Leggo oggi su “Domenica” de “Il Sole 24 ore” che Max Frisch annotava sul suo Frammenti di un terzo diario: “Ho davvero qualcosa da dire?”.
Avere qualcosa da dire in fondo potrebbe essere la risposta dirimente alla domanda che ci siamo posti nell’ articolo precedente “Perché scrivi?”. Orientare il dubbio dal perché si scrive all’avere o non avere materia per scrivere.

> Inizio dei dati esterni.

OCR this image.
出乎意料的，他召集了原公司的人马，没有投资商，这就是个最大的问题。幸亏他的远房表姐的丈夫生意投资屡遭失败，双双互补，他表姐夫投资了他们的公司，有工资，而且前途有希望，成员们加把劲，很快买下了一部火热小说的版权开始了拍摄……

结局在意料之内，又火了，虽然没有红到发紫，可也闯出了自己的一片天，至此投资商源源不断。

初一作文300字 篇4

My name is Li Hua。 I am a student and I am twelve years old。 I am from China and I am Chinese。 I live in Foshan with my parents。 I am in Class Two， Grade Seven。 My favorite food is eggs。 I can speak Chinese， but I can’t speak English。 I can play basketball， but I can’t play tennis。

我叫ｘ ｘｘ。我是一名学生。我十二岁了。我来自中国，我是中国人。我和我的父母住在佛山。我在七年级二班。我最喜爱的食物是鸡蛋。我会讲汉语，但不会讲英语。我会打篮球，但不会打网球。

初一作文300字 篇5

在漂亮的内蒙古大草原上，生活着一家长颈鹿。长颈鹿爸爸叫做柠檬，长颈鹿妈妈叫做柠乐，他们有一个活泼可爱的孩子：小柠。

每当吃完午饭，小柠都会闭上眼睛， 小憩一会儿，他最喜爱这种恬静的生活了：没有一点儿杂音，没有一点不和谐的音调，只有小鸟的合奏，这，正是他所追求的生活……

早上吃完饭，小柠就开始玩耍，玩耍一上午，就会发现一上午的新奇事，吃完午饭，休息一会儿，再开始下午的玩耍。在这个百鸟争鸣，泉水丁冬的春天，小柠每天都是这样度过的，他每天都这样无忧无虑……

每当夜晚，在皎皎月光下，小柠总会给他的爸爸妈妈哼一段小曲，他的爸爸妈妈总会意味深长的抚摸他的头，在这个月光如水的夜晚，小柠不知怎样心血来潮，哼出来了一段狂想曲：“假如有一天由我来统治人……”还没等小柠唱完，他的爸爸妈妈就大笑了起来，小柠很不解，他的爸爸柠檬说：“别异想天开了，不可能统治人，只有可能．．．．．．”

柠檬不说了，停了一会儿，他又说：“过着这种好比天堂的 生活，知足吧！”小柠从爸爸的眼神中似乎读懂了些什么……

E percepire la scrittura inadeguata.
Continuo a leggere l’articolo di Bajani che cita Frisch: “Che cosa può, la scrittura, di fronte a un mondo che si spacca, che si sbriciola, che è a rischio di autodistruzione, se non organizzarsi in frammenti?” Scrive Bajani che Frisch di fronte a una frantumazione divenuta parossistica risponde opponendo sì una forma, ma che non è più in grado di governare nulla:
“La scrittura come legittima difesa contro l’esperienza dell’impotenza. Se ci riesce anche solo la forma di un’unica frase quanto poco ci tocca ciò che di enorme e informe ci cova nell’anima e ci minaccia all’intorno! Riusciamo a sopportare il mondo, perfino quello reale, a gettare uno sguardo nella sua follia; vi riusciamo nella folle speranza che il caos si lasci ordinare, si lasci comporre come una frase, e la forma, ovunque la si realizzi, ha una virtù di consolarci che non ha uguali”. Frisch assegna una funzione con-solatoria alla scrittura, scrivere per non sentirsi soli, gettati nel caos del mondo, e Bajani chiude il suo articolo su Frisch così:
“Stiamo lì, piegati, fetali per difesa e non più per nascita, difendendo le parti più fragili, e poi mandando messaggi di poche lettere, di pochi caratteri, con la consolazione illusoria di esserci riparati dentro a una parola come dentro a un portone quando fuori infuria la bufera”.
P.S.
Incastonato dal menabò all’interno dell’articolo di Bajani c’è un trafiletto che dà notizia di un’iniziativa editoriale. Una nuova collana ebook Laurana Reloaded dedicata al recupero della migliore narrativa italiana comparsa tra gli anni ’90 e i 2000. I primi tre saranno: Forme d’onda di Dario Voltolini (1996), Il mostro di Vigevano di Piersandro Pallavicini (1999), Sono l’ultimo a scendere di Giulio Mozzi (2009).